Questioned by an analyst, Mr. Decostre defines network saturation as the main challenge in planning medium-term projects. The responsibility for solving this problem does not lie with the energy producers, according to him. “It does not depend on Boralex. Our role is to find the places where it is possible to connect the projects or to find a place where we can take steps to have the necessary capacity to connect in 2027-2028. »
Quebec will also need to boost the capacity of the Hydro-Quebec grid, with the Crown corporation estimating that 100 terawatt hours of new clean electricity supplies would be needed to decarbonize Quebec by 2050.
Last December, the Legault government allowed the state-owned company to postpone a 2,300 megawatt (MW) wind energy tender for a few months in order to prioritize places where projects can be connected to the grid more quickly. . In some locations, the construction of the infrastructure needed for the electrical transmission network would have taken longer.
Advance deadlines
Despite the challenge represented by network congestion in the medium term, Boralex is managing to increase its pipeline of projects. The company has 5,524 MW of projects under development or under construction around the world. This is a 35% increase over last year.

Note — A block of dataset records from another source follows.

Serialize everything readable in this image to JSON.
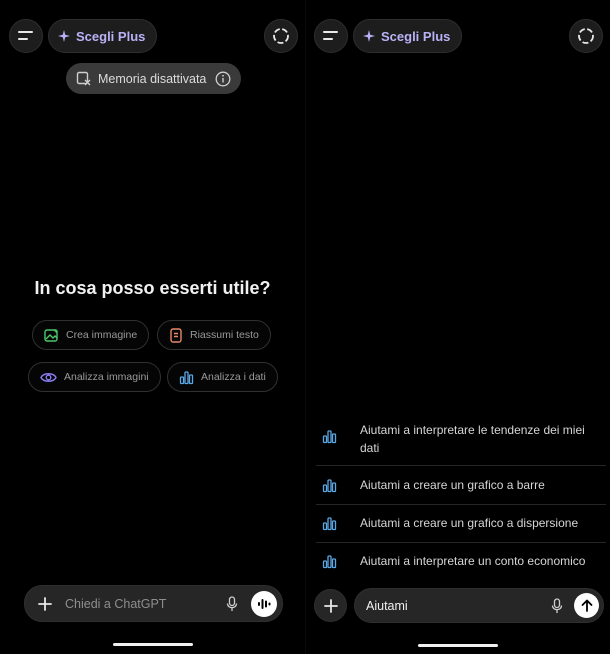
{
  "left": {
    "plus_button": {
      "label": "Scegli Plus"
    },
    "memory": {
      "label": "Memoria disattivata"
    },
    "heading": "In cosa posso esserti utile?",
    "chips": [
      {
        "label": "Crea immagine",
        "icon": "image-spark-icon",
        "color": "#4cc86a"
      },
      {
        "label": "Riassumi testo",
        "icon": "document-icon",
        "color": "#e8896b"
      },
      {
        "label": "Analizza immagini",
        "icon": "eye-icon",
        "color": "#8a7cf0"
      },
      {
        "label": "Analizza i dati",
        "icon": "bar-chart-icon",
        "color": "#5aa9e6"
      }
    ],
    "composer": {
      "placeholder": "Chiedi a ChatGPT"
    }
  },
  "right": {
    "plus_button": {
      "label": "Scegli Plus"
    },
    "suggestions": [
      {
        "label": "Aiutami a interpretare le tendenze dei miei dati",
        "icon": "bar-chart-icon"
      },
      {
        "label": "Aiutami a creare un grafico a barre",
        "icon": "bar-chart-icon"
      },
      {
        "label": "Aiutami a creare un grafico a dispersione",
        "icon": "bar-chart-icon"
      },
      {
        "label": "Aiutami a interpretare un conto economico",
        "icon": "bar-chart-icon"
      }
    ],
    "composer": {
      "value": "Aiutami"
    }
  },
  "colors": {
    "accent_plus": "#b9b2f6",
    "chart_icon": "#5aa9e6"
  }
}
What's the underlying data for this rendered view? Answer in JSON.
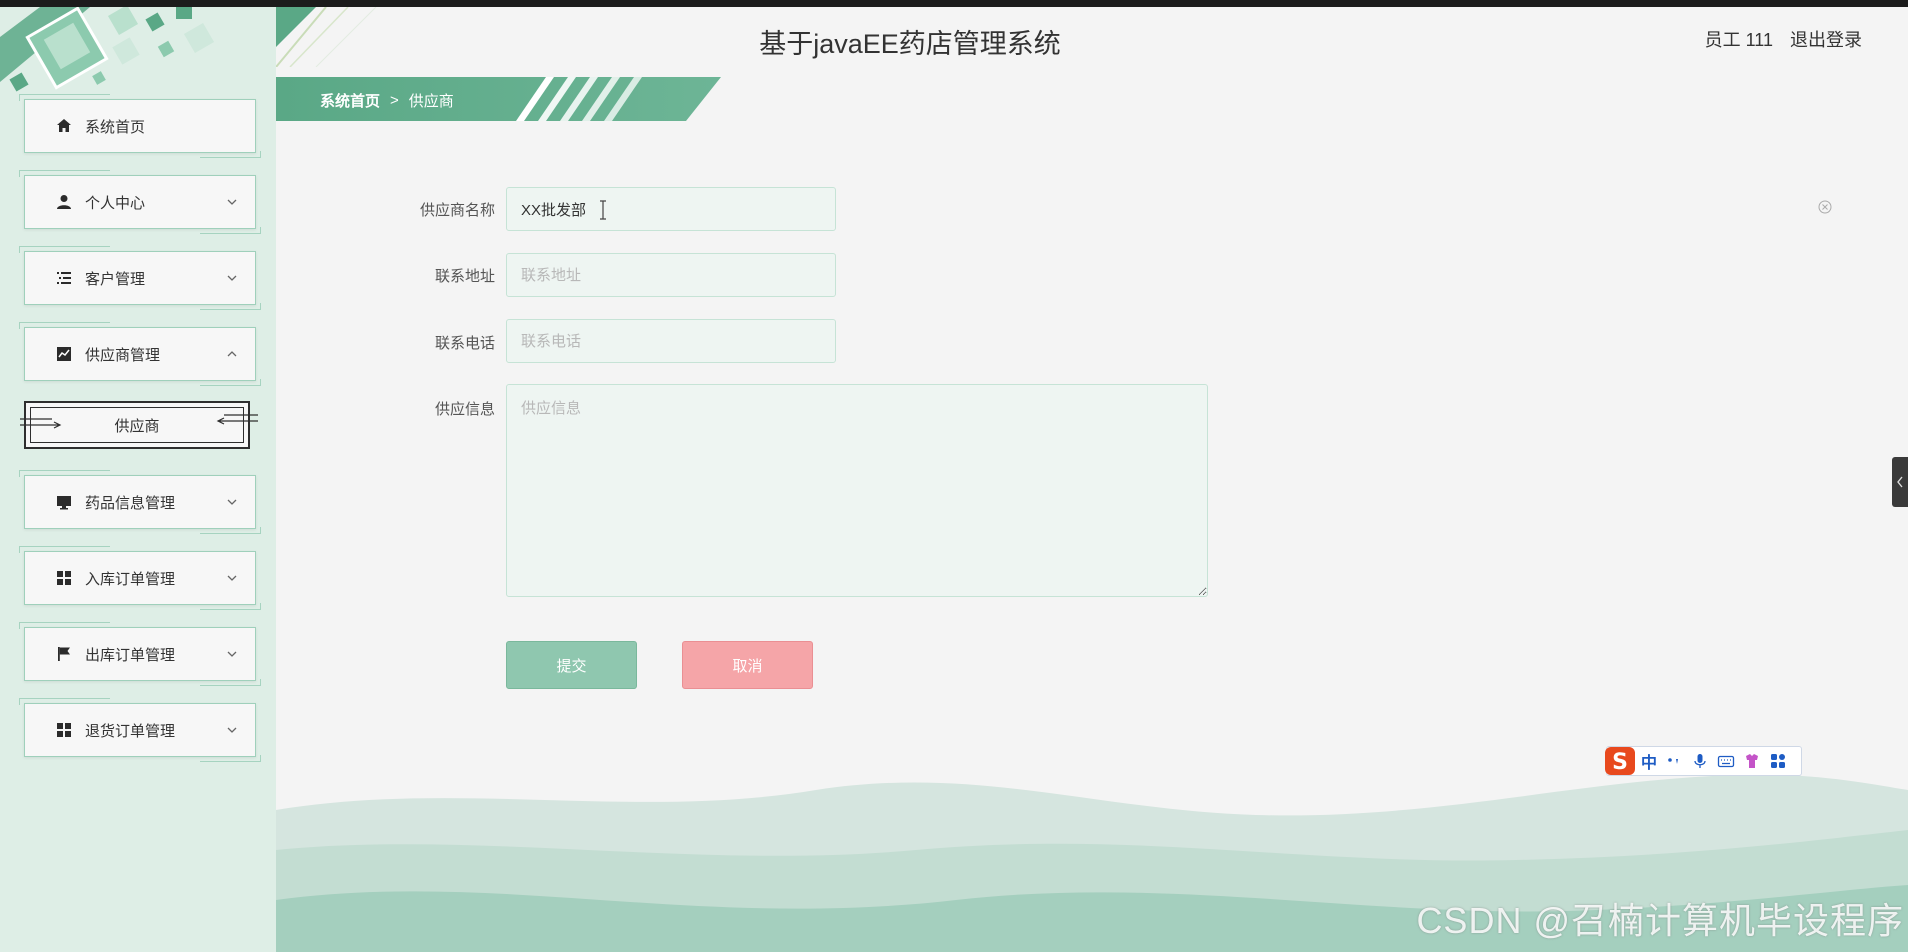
{
  "header": {
    "title": "基于javaEE药店管理系统",
    "user": "员工 111",
    "logout": "退出登录"
  },
  "breadcrumb": {
    "home": "系统首页",
    "separator": ">",
    "current": "供应商"
  },
  "sidebar": {
    "items": [
      {
        "label": "系统首页",
        "icon": "home-icon"
      },
      {
        "label": "个人中心",
        "icon": "user-icon"
      },
      {
        "label": "客户管理",
        "icon": "list-icon"
      },
      {
        "label": "供应商管理",
        "icon": "chart-icon"
      },
      {
        "label": "药品信息管理",
        "icon": "monitor-icon"
      },
      {
        "label": "入库订单管理",
        "icon": "grid-icon"
      },
      {
        "label": "出库订单管理",
        "icon": "flag-icon"
      },
      {
        "label": "退货订单管理",
        "icon": "grid-icon"
      }
    ],
    "submenu": {
      "label": "供应商"
    }
  },
  "form": {
    "supplier_name_label": "供应商名称",
    "supplier_name_value": "XX批发部",
    "address_label": "联系地址",
    "address_placeholder": "联系地址",
    "phone_label": "联系电话",
    "phone_placeholder": "联系电话",
    "info_label": "供应信息",
    "info_placeholder": "供应信息",
    "submit": "提交",
    "cancel": "取消"
  },
  "ime": {
    "mode": "中"
  },
  "watermark": "CSDN @召楠计算机毕设程序",
  "colors": {
    "accent": "#5aa886",
    "sidebar_bg": "#deeee6",
    "submit": "#8fc7af",
    "cancel": "#f5a5a8"
  }
}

Boralex has managed to advance the schedule of certain projects in a context of scarcity of labor and inflationary pressure, underlines analyst Brent Stadler, of Desjardins Capital Markets. “In this difficult environment, Boralex once once more exceeded expectations with the update on these projects under development.»
The analyst notes that the company has advanced to 2024 the planned time of commissioning the equivalent of 150 MW. “We anticipated that 195 MW might be commissioned in 2024, this figure has been raised to 345 MW, an increase of 150 MW. »
A loss
In the fourth quarter, Boralex announced a net loss of $7 million, compared to a profit of $20 million for the corresponding period last year. Revenues, for their part, increased by 68%, to 322 million.
The company produced 1619 gigawatt hours of electricity, an increase of 9%. Production is 2% lower than management’s expectations. Wind generation was close to target, but hydro and solar generation were 12% and 3% lower, respectively.
Analyst Nelson Ng of RBC Capital Markets said the company’s fourth quarter met expectations. He points out that the results are better than he predicted for the solar and wind power segment, but that hydroelectricity and the company’s costs are slightly lower than his forecast.
Boralex’s share price fell 42 cents, or 1.17%, to $35.39 at the close of the Toronto Stock Exchange.